I made the day-ahead mashed potatoes from here and oh, my. I skipped the onion salt and the butter, actually, because despite using the suggested nine potatoes, the cream cheese and sour cream amounts seemed...luxurious, let's say. And, it was. And we all ate potatoes as though they were the only thing on the plate, despite some delicious peas and good turkey burgers (see below). But the potatoes? Clearly the big hit of that meal. Thank you, Cynthia Matzat, wherever you are!

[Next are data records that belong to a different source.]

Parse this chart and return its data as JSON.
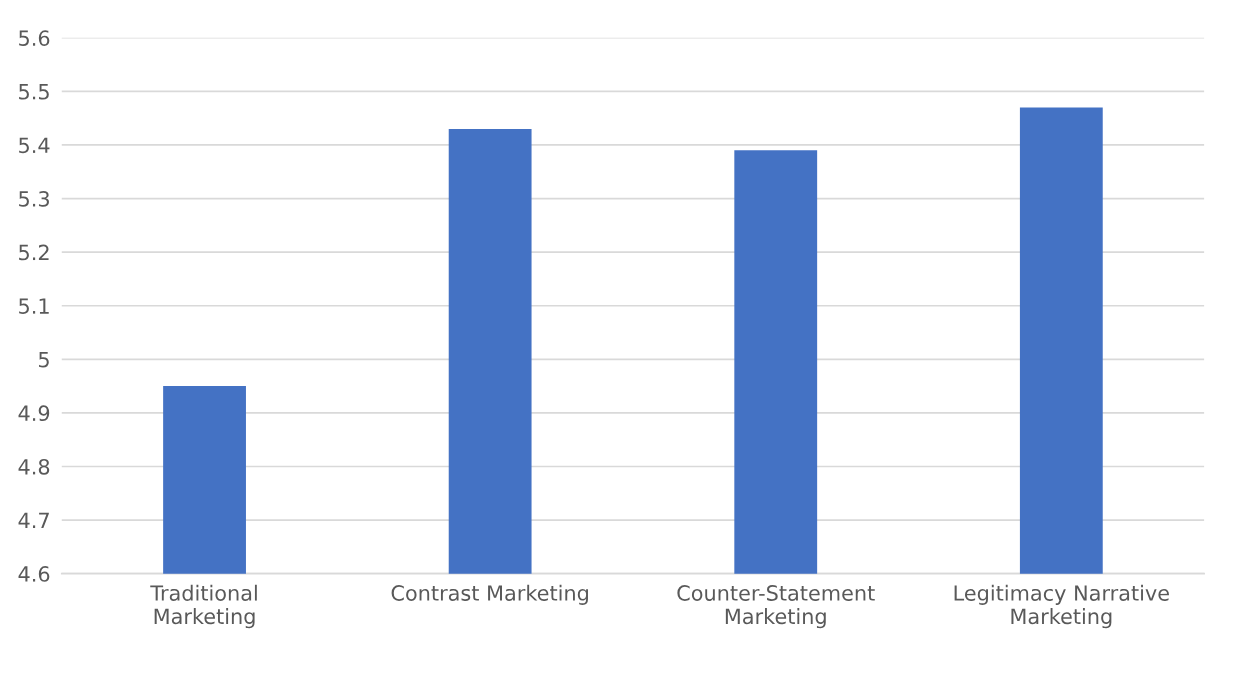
{
  "chart_data": {
    "type": "bar",
    "categories": [
      "Traditional Marketing",
      "Contrast Marketing",
      "Counter-Statement Marketing",
      "Legitimacy Narrative Marketing"
    ],
    "values": [
      4.95,
      5.43,
      5.39,
      5.47
    ],
    "color": "#4472c4",
    "ylim": [
      4.6,
      5.6
    ],
    "yticks": [
      4.6,
      4.7,
      4.8,
      4.9,
      5,
      5.1,
      5.2,
      5.3,
      5.4,
      5.5,
      5.6
    ],
    "grid": "y"
  }
}
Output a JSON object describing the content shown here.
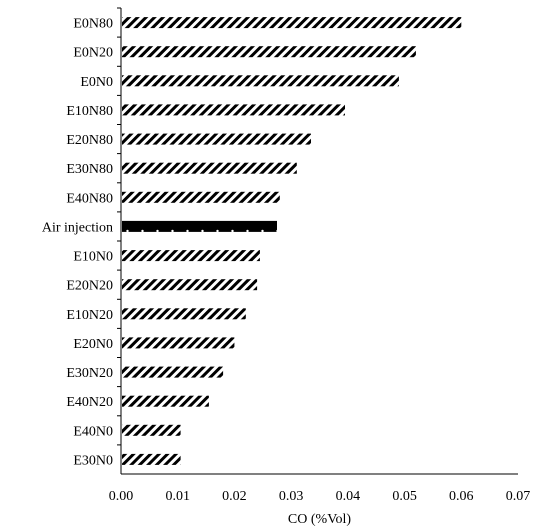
{
  "chart_data": {
    "type": "bar",
    "orientation": "horizontal",
    "title": "",
    "xlabel": "CO (%Vol)",
    "ylabel": "",
    "xlim": [
      0,
      0.07
    ],
    "xticks": [
      "0.00",
      "0.01",
      "0.02",
      "0.03",
      "0.04",
      "0.05",
      "0.06",
      "0.07"
    ],
    "grid": false,
    "categories": [
      "E0N80",
      "E0N20",
      "E0N0",
      "E10N80",
      "E20N80",
      "E30N80",
      "E40N80",
      "Air injection",
      "E10N0",
      "E20N20",
      "E10N20",
      "E20N0",
      "E30N20",
      "E40N20",
      "E40N0",
      "E30N0"
    ],
    "values": [
      0.06,
      0.052,
      0.049,
      0.0395,
      0.0335,
      0.031,
      0.028,
      0.0275,
      0.0245,
      0.024,
      0.022,
      0.02,
      0.018,
      0.0155,
      0.0105,
      0.0105
    ],
    "highlight_category": "Air injection",
    "colors": {
      "bar_pattern": "#000000",
      "highlight": "#000000",
      "axis": "#000000",
      "background": "#ffffff"
    }
  }
}
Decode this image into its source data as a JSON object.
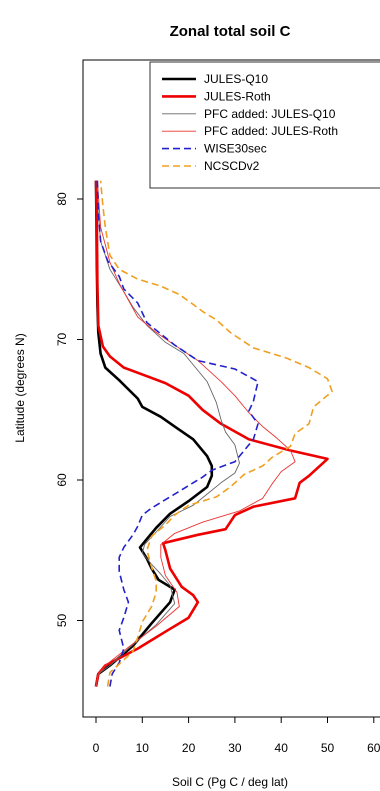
{
  "chart_data": {
    "type": "line",
    "title": "Zonal total soil C",
    "xlabel": "Soil C (Pg C / deg lat)",
    "ylabel": "Latitude (degrees N)",
    "xlim": [
      0,
      60
    ],
    "ylim": [
      45,
      82
    ],
    "x_ticks": [
      0,
      10,
      20,
      30,
      40,
      50,
      60
    ],
    "y_ticks": [
      50,
      60,
      70,
      80
    ],
    "legend_position": "top-right",
    "grid": false,
    "series": [
      {
        "name": "JULES-Q10",
        "color": "#000000",
        "dash": "solid",
        "weight": "thick",
        "points": [
          [
            0,
            45.3
          ],
          [
            0.5,
            46.2
          ],
          [
            3,
            46.8
          ],
          [
            8,
            48.2
          ],
          [
            12,
            49.8
          ],
          [
            16,
            51.3
          ],
          [
            17,
            52.2
          ],
          [
            13.5,
            52.9
          ],
          [
            12,
            53.7
          ],
          [
            11,
            54.4
          ],
          [
            9.5,
            55.2
          ],
          [
            11,
            55.8
          ],
          [
            13,
            56.6
          ],
          [
            16,
            57.6
          ],
          [
            20,
            58.5
          ],
          [
            24,
            59.5
          ],
          [
            25,
            60.3
          ],
          [
            25,
            61.0
          ],
          [
            24,
            61.7
          ],
          [
            21,
            62.9
          ],
          [
            17,
            63.8
          ],
          [
            14,
            64.5
          ],
          [
            10,
            65.2
          ],
          [
            9,
            65.8
          ],
          [
            5,
            67.1
          ],
          [
            2,
            68.0
          ],
          [
            1,
            69.0
          ],
          [
            0.5,
            70.5
          ],
          [
            0.3,
            72.5
          ],
          [
            0.2,
            75
          ],
          [
            0.1,
            78
          ],
          [
            0,
            81.3
          ]
        ]
      },
      {
        "name": "JULES-Roth",
        "color": "#ee0000",
        "dash": "solid",
        "weight": "thick",
        "points": [
          [
            0,
            45.3
          ],
          [
            0.5,
            46.2
          ],
          [
            2,
            46.8
          ],
          [
            9,
            48.0
          ],
          [
            15,
            49.2
          ],
          [
            20,
            50.2
          ],
          [
            22,
            51.3
          ],
          [
            21,
            51.8
          ],
          [
            18.5,
            52.4
          ],
          [
            16,
            53.7
          ],
          [
            15,
            55.0
          ],
          [
            14.5,
            55.5
          ],
          [
            22,
            56.1
          ],
          [
            28,
            56.5
          ],
          [
            30,
            57.5
          ],
          [
            34,
            58.1
          ],
          [
            43,
            58.7
          ],
          [
            44,
            59.8
          ],
          [
            46,
            60.3
          ],
          [
            50,
            61.5
          ],
          [
            42,
            62.1
          ],
          [
            33,
            62.9
          ],
          [
            27,
            64.0
          ],
          [
            23,
            65.0
          ],
          [
            20,
            66.0
          ],
          [
            15,
            66.9
          ],
          [
            6,
            68.0
          ],
          [
            3,
            68.8
          ],
          [
            1.5,
            69.5
          ],
          [
            0.5,
            71
          ],
          [
            0.3,
            74
          ],
          [
            0.2,
            78
          ],
          [
            0,
            81.3
          ]
        ]
      },
      {
        "name": "PFC added: JULES-Q10",
        "color": "#666666",
        "dash": "solid",
        "weight": "thin",
        "points": [
          [
            0,
            45.3
          ],
          [
            0.5,
            46.2
          ],
          [
            3,
            46.8
          ],
          [
            7,
            48.0
          ],
          [
            13,
            49.7
          ],
          [
            17,
            51.2
          ],
          [
            16,
            52.5
          ],
          [
            14,
            53.3
          ],
          [
            12,
            54.0
          ],
          [
            10,
            54.8
          ],
          [
            10.5,
            55.4
          ],
          [
            13,
            56.3
          ],
          [
            16,
            57.4
          ],
          [
            21,
            58.2
          ],
          [
            24,
            59.0
          ],
          [
            27,
            59.8
          ],
          [
            30,
            60.5
          ],
          [
            31,
            61.2
          ],
          [
            30,
            62.5
          ],
          [
            28,
            63.4
          ],
          [
            27,
            64.3
          ],
          [
            26,
            65.5
          ],
          [
            24,
            67.0
          ],
          [
            19,
            69.0
          ],
          [
            15,
            69.8
          ],
          [
            11,
            71.0
          ],
          [
            8,
            72.3
          ],
          [
            6,
            73.4
          ],
          [
            3,
            75.0
          ],
          [
            1,
            77
          ],
          [
            0.5,
            79
          ],
          [
            0.2,
            81.3
          ]
        ]
      },
      {
        "name": "PFC added: JULES-Roth",
        "color": "#ee3333",
        "dash": "solid",
        "weight": "thin",
        "points": [
          [
            0,
            45.3
          ],
          [
            0.5,
            46.2
          ],
          [
            2,
            46.8
          ],
          [
            7,
            48.1
          ],
          [
            13,
            49.6
          ],
          [
            18,
            51.0
          ],
          [
            17.5,
            52.0
          ],
          [
            15,
            53.2
          ],
          [
            14,
            54.5
          ],
          [
            14,
            55.4
          ],
          [
            17,
            56.2
          ],
          [
            23,
            57.0
          ],
          [
            31,
            57.8
          ],
          [
            36,
            58.7
          ],
          [
            38,
            59.7
          ],
          [
            40,
            60.6
          ],
          [
            43,
            61.3
          ],
          [
            42,
            62.1
          ],
          [
            39,
            63.0
          ],
          [
            36,
            63.8
          ],
          [
            33,
            64.8
          ],
          [
            30,
            66.0
          ],
          [
            27,
            67.0
          ],
          [
            22,
            68.5
          ],
          [
            17,
            69.6
          ],
          [
            13,
            70.5
          ],
          [
            9,
            71.6
          ],
          [
            7,
            72.8
          ],
          [
            5,
            74.0
          ],
          [
            3,
            75.5
          ],
          [
            1,
            78
          ],
          [
            0.3,
            81.3
          ]
        ]
      },
      {
        "name": "WISE30sec",
        "color": "#2222cc",
        "dash": "dashed",
        "weight": "medium",
        "points": [
          [
            3,
            45.3
          ],
          [
            3.5,
            46.2
          ],
          [
            5,
            47.0
          ],
          [
            6,
            48.0
          ],
          [
            5,
            49.3
          ],
          [
            6,
            50.2
          ],
          [
            7,
            51.3
          ],
          [
            6,
            52.2
          ],
          [
            5,
            53.5
          ],
          [
            5,
            54.5
          ],
          [
            6,
            55.2
          ],
          [
            8,
            56.1
          ],
          [
            9,
            56.7
          ],
          [
            10,
            57.5
          ],
          [
            12,
            58.0
          ],
          [
            15,
            58.6
          ],
          [
            19,
            59.4
          ],
          [
            23,
            60.2
          ],
          [
            25,
            60.7
          ],
          [
            30,
            61.3
          ],
          [
            32,
            62.1
          ],
          [
            34,
            62.9
          ],
          [
            35,
            64.0
          ],
          [
            33,
            64.9
          ],
          [
            34,
            65.6
          ],
          [
            35,
            67.0
          ],
          [
            30,
            67.9
          ],
          [
            22,
            68.5
          ],
          [
            17,
            69.6
          ],
          [
            14,
            70.4
          ],
          [
            11,
            71.2
          ],
          [
            9,
            72.6
          ],
          [
            6,
            73.6
          ],
          [
            5,
            74.5
          ],
          [
            2.5,
            75.6
          ],
          [
            1,
            77
          ],
          [
            0.5,
            79
          ],
          [
            0.3,
            81.3
          ]
        ]
      },
      {
        "name": "NCSCDv2",
        "color": "#f0a020",
        "dash": "dashed",
        "weight": "medium",
        "points": [
          [
            2.5,
            45.3
          ],
          [
            3,
            46.3
          ],
          [
            5,
            46.9
          ],
          [
            8,
            47.8
          ],
          [
            9,
            48.8
          ],
          [
            10,
            49.9
          ],
          [
            12,
            51.0
          ],
          [
            13,
            52.0
          ],
          [
            13,
            52.8
          ],
          [
            12,
            53.8
          ],
          [
            11,
            55.0
          ],
          [
            12,
            56.0
          ],
          [
            15,
            56.8
          ],
          [
            17,
            57.5
          ],
          [
            20,
            58.2
          ],
          [
            26,
            58.8
          ],
          [
            29,
            59.5
          ],
          [
            32,
            60.4
          ],
          [
            36,
            61.0
          ],
          [
            38,
            61.6
          ],
          [
            42,
            62.4
          ],
          [
            43,
            63.3
          ],
          [
            46,
            64.0
          ],
          [
            47,
            65.2
          ],
          [
            51,
            66.3
          ],
          [
            50,
            67.2
          ],
          [
            46,
            68.0
          ],
          [
            41,
            68.7
          ],
          [
            34,
            69.4
          ],
          [
            29,
            70.5
          ],
          [
            26,
            71.4
          ],
          [
            23,
            72.0
          ],
          [
            21,
            72.5
          ],
          [
            18,
            73.2
          ],
          [
            14,
            73.8
          ],
          [
            9,
            74.3
          ],
          [
            5,
            75.0
          ],
          [
            3,
            76.0
          ],
          [
            2,
            78.0
          ],
          [
            1.5,
            79.5
          ],
          [
            1,
            81.3
          ]
        ]
      }
    ]
  }
}
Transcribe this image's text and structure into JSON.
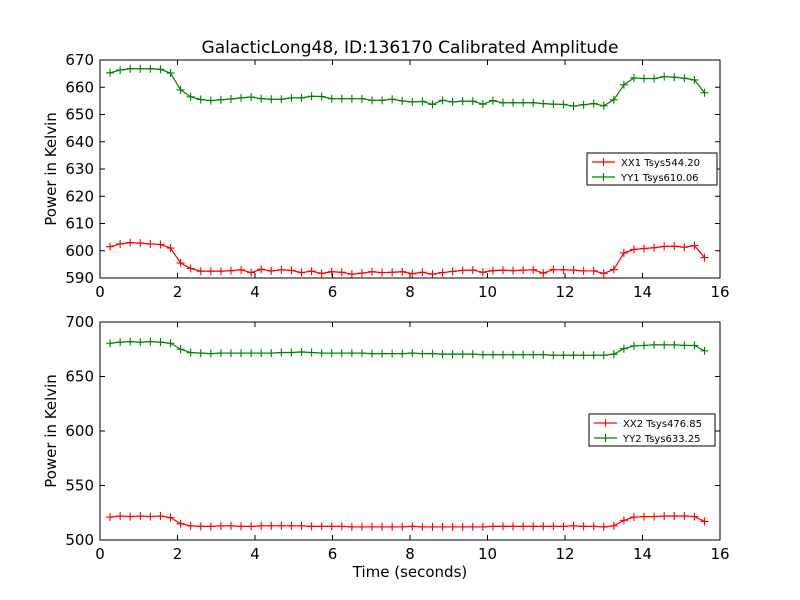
{
  "title": "GalacticLong48, ID:136170 Calibrated Amplitude",
  "chart_data": [
    {
      "type": "line",
      "ylabel": "Power in Kelvin",
      "xlabel": "",
      "xlim": [
        0,
        16
      ],
      "ylim": [
        590,
        670
      ],
      "x_ticks": [
        "0",
        "2",
        "4",
        "6",
        "8",
        "10",
        "12",
        "14",
        "16"
      ],
      "y_ticks": [
        "590",
        "600",
        "610",
        "620",
        "630",
        "640",
        "650",
        "660",
        "670"
      ],
      "legend_position": "right",
      "x": [
        0.26,
        0.52,
        0.78,
        1.04,
        1.3,
        1.56,
        1.82,
        2.08,
        2.34,
        2.6,
        2.86,
        3.12,
        3.38,
        3.64,
        3.9,
        4.16,
        4.42,
        4.68,
        4.94,
        5.2,
        5.46,
        5.72,
        5.98,
        6.24,
        6.5,
        6.76,
        7.02,
        7.28,
        7.54,
        7.8,
        8.06,
        8.32,
        8.58,
        8.84,
        9.1,
        9.36,
        9.62,
        9.88,
        10.14,
        10.4,
        10.66,
        10.92,
        11.18,
        11.44,
        11.7,
        11.96,
        12.22,
        12.48,
        12.74,
        13.0,
        13.26,
        13.52,
        13.78,
        14.04,
        14.3,
        14.56,
        14.82,
        15.08,
        15.34,
        15.6
      ],
      "series": [
        {
          "name": "XX1 Tsys544.20",
          "color": "#ff0000",
          "values": [
            601.5,
            602.5,
            603.0,
            602.8,
            602.5,
            602.3,
            601.0,
            595.5,
            593.5,
            592.5,
            592.5,
            592.5,
            592.7,
            593.0,
            592.0,
            593.2,
            592.6,
            593.0,
            592.8,
            592.0,
            592.5,
            591.7,
            592.3,
            592.1,
            591.4,
            591.8,
            592.3,
            592.0,
            592.1,
            592.3,
            591.6,
            592.1,
            591.4,
            592.0,
            592.4,
            592.8,
            592.9,
            592.1,
            592.7,
            592.9,
            592.7,
            592.9,
            593.0,
            591.8,
            593.1,
            593.0,
            592.9,
            592.6,
            592.6,
            591.7,
            593.1,
            599.2,
            600.5,
            600.8,
            601.1,
            601.6,
            601.7,
            601.3,
            601.9,
            597.5
          ]
        },
        {
          "name": "YY1 Tsys610.06",
          "color": "#008000",
          "values": [
            665.3,
            666.3,
            666.8,
            666.8,
            666.8,
            666.6,
            665.2,
            659.0,
            656.5,
            655.5,
            655.1,
            655.4,
            655.7,
            656.1,
            656.4,
            655.8,
            655.6,
            655.6,
            656.1,
            656.1,
            656.7,
            656.6,
            655.8,
            655.8,
            655.8,
            655.8,
            655.2,
            655.2,
            655.6,
            655.0,
            654.6,
            654.8,
            653.7,
            655.2,
            654.6,
            654.9,
            654.9,
            653.8,
            655.1,
            654.3,
            654.3,
            654.3,
            654.3,
            654.0,
            653.8,
            653.7,
            653.1,
            653.6,
            654.0,
            653.2,
            655.4,
            660.9,
            663.4,
            663.2,
            663.2,
            663.9,
            663.7,
            663.3,
            662.7,
            658.0
          ]
        }
      ]
    },
    {
      "type": "line",
      "ylabel": "Power in Kelvin",
      "xlabel": "Time (seconds)",
      "xlim": [
        0,
        16
      ],
      "ylim": [
        500,
        700
      ],
      "x_ticks": [
        "0",
        "2",
        "4",
        "6",
        "8",
        "10",
        "12",
        "14",
        "16"
      ],
      "y_ticks": [
        "500",
        "550",
        "600",
        "650",
        "700"
      ],
      "legend_position": "right",
      "x": [
        0.26,
        0.52,
        0.78,
        1.04,
        1.3,
        1.56,
        1.82,
        2.08,
        2.34,
        2.6,
        2.86,
        3.12,
        3.38,
        3.64,
        3.9,
        4.16,
        4.42,
        4.68,
        4.94,
        5.2,
        5.46,
        5.72,
        5.98,
        6.24,
        6.5,
        6.76,
        7.02,
        7.28,
        7.54,
        7.8,
        8.06,
        8.32,
        8.58,
        8.84,
        9.1,
        9.36,
        9.62,
        9.88,
        10.14,
        10.4,
        10.66,
        10.92,
        11.18,
        11.44,
        11.7,
        11.96,
        12.22,
        12.48,
        12.74,
        13.0,
        13.26,
        13.52,
        13.78,
        14.04,
        14.3,
        14.56,
        14.82,
        15.08,
        15.34,
        15.6
      ],
      "series": [
        {
          "name": "XX2 Tsys476.85",
          "color": "#ff0000",
          "values": [
            521,
            522,
            521.5,
            522,
            521.5,
            522,
            520.5,
            515,
            513,
            512.5,
            512.5,
            513,
            513,
            512.5,
            512.5,
            513,
            513,
            513,
            513,
            513,
            512.5,
            512.5,
            512.5,
            512.5,
            512,
            512,
            512,
            512,
            512,
            512,
            512.5,
            512,
            512,
            512,
            512,
            512,
            512,
            512,
            512.5,
            512.5,
            512.5,
            512.5,
            512.5,
            512.5,
            512.5,
            512.5,
            513,
            512.5,
            512.5,
            512,
            513,
            518,
            521,
            521.5,
            521.5,
            522,
            522,
            522,
            521.5,
            517
          ]
        },
        {
          "name": "YY2 Tsys633.25",
          "color": "#008000",
          "values": [
            680.5,
            681.5,
            682,
            681.5,
            682,
            681.5,
            680.5,
            675,
            672,
            671.5,
            671,
            671.5,
            671.5,
            671.5,
            671.5,
            671.5,
            671.5,
            672,
            672,
            672.5,
            672,
            671.5,
            671.5,
            671.5,
            671.5,
            671.5,
            671,
            671,
            671,
            671,
            671.5,
            671,
            671,
            670.5,
            670.5,
            670.5,
            670.5,
            670,
            670,
            670,
            670,
            670,
            670,
            670,
            669.5,
            669.5,
            669.5,
            669.5,
            669.5,
            669.5,
            670.5,
            675.5,
            678,
            678.5,
            679,
            679,
            679,
            678.5,
            678.5,
            673.5
          ]
        }
      ]
    }
  ]
}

The turkey burgers from last week were from a recipe from the paper. I was thrilled to use it since all it required me to buy was the turkey. They were certainly easy enough, and I discovered in EDF that I could have fed the squirrels all winter with the nuts I had, so it was a good way to work down the pistachios.(Of course, that night they announced a pistachio recall, but mine were from the freezer so I figured I was ok.) Predictably, the burgers were a little bland (but of course, in the world of my children, that works well), but I loved the cooking method and will try to use it in the future, especially since I now have the 12-inch not-non-stick skillet that The Splendid Table told me I needed. They were right. There have been at least three recipes (this, the amazing pears from last week, the braised leeks from The Splendid Table's How to Eat Supper) I've made that nothing else I own would have worked for. And meanwhile, don't use any pistachios, but maybe another nut would be good with these. Hazelnuts, maybe? I have a bag of those hanging around too. And at least the salmonella scare inspired more cabinet cleanout, right?
Pistachio-Crusted Turkey Burgers
makes 4 servings
1 lb ground turkey, formed into 4 patties [I made 5] (dark turkey eat, or a mixture of dark and light, will work best)
1/2 tsp salt
freshly ground pepper
1 cup shelled pistachios, coarsely chopped
2 Tbsp vegetable oil
1. Heat the oven to 325 degrees. Season the burgers with salt and pepper to taste on both sides.
2. Place the pistachios on a plate or in a shallow bowl. Coat the patties with the pistachios on all sides, pressing in gently.
3. Heat the oil in a large oven-safe skillet over medium-high heat. Place teh patties in the skillet; cook until nuts are slightly browned, 3 to 5 minutes. Flip, cook the other side.
4. Transfer skillet with patties to oven; bake until cooked through and interior of burgers are 165 degrees when measured with an instant-read thermometer, about 10 minutes.